Saturday, August 1, 2020

Three Films Make A Post: 7 Directors. 7 Tales of Terror. 0 Working Cell Phones.

Scare Package (2019): In part, my dislike for this 7-segment omnibus movie is not the film’s fault. I’m not the biggest fan of meta comedies at the best of times, so the film’s meta tendencies would not have been ideal for me at the best of times. However, my problem with this particular film isn’t that the humour is meta, but that it is that lazy kind of meta that does little else than point at a trope, go “har-har, look at that trope!” and then not actually does anything of interest with that discovery, certainly nothing that will provide you with any kind of insight into the whys and wherefores of a trope, leaving it at the pointing out of that fascinating fact that a trope indeed does exist, and it will now subvert it by, um, pointing at it. Also, aren’t jokes supposed to be funny?

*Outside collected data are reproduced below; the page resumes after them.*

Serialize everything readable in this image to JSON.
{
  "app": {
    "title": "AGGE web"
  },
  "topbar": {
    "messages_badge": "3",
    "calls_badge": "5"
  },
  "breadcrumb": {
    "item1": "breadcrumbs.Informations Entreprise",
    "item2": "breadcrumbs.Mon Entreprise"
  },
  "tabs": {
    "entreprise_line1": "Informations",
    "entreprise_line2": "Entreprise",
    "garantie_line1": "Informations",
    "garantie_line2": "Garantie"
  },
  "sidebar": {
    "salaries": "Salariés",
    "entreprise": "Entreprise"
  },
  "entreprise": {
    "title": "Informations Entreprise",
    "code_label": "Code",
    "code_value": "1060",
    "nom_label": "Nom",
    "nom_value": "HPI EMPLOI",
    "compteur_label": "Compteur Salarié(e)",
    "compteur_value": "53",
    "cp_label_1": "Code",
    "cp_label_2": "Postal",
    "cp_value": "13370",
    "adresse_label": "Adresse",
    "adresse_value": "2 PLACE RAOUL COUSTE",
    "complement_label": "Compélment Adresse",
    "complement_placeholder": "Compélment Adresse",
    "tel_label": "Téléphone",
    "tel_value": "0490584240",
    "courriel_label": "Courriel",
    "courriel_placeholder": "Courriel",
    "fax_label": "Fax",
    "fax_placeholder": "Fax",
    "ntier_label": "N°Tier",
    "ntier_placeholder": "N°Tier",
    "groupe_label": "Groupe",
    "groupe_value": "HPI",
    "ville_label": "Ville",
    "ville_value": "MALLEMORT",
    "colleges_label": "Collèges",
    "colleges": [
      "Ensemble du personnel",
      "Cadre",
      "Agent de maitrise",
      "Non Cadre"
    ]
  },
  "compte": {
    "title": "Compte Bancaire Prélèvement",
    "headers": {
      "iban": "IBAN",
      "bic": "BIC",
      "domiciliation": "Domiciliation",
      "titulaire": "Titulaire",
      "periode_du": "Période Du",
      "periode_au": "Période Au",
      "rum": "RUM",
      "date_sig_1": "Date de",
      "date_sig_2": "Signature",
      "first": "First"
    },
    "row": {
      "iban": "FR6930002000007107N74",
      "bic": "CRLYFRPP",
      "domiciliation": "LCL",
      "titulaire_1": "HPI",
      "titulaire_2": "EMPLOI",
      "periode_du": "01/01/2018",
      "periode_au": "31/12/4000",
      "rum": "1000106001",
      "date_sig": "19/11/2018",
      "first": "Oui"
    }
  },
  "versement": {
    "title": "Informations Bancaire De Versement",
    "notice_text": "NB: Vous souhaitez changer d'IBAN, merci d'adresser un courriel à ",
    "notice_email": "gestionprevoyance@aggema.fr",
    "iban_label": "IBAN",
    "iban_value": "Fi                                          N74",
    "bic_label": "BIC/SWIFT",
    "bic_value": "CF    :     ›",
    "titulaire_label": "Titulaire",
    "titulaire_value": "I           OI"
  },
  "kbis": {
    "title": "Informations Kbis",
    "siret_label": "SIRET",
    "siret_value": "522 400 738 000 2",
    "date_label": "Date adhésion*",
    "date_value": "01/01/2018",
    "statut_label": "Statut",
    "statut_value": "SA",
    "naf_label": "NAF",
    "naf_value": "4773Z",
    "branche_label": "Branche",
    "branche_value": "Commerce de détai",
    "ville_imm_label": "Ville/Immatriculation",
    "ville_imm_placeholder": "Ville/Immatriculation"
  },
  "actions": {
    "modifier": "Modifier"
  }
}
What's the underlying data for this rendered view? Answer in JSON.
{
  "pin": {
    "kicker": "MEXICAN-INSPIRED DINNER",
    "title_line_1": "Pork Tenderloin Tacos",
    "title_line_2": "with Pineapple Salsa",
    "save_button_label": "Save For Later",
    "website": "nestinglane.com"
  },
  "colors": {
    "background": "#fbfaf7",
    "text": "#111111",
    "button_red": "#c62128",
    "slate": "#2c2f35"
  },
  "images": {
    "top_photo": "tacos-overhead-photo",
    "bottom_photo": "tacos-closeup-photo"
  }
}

The Deeper You Dig (2019): Now, this sort of thing on the other hand warms the cockles of my stony heart, what with it being made by a mother-father-daughter trio (Toby Poser, John Adams and Zelda Adams) from the Catskills making their very own indie horror film together. It’s a tale of guilt and revenge from the grave with a big element of the surreal and the Weird, creating just the right mood of strangeness out of snow and found locations. It ends on a wonderfully macabre note, with a perfectly fucked-up happy end much superior to your usual horror bullshit happy ending.

It’s indie horror, so you’ll have to live with pacing that’s sometimes just a bit slow (ending scenes is always a bit of a problem in this area of the art), and some strained acting in the minor roles, but the rest of this is so creative and convincing, these really are only minor flaws.

Filth (2013): And then there’s this pretty insane and messed up bit of very Scottish crime filmmaking based on a novel by Irvine Welsh. The film does a lot of what one is tempted to call stunt filmmaking with an unreliable narrator perfectly played by James McAvoy in one of his best performances, incessant breaking of the Fourth Wall, and scenes that may or may not be dream sequences, but does it so well this feels like the most sensible way to tell this particular tale, perhaps the only way to understand the broken mind of its protagonist.


For the film also manages something very difficult extremely well: showing us a terrible human being doing terrible things, but also showing us his pain and suffering as a fellow human being, his suffering from mental illness, causing compassion for a man without ever wanting to use our empathy to excuse him.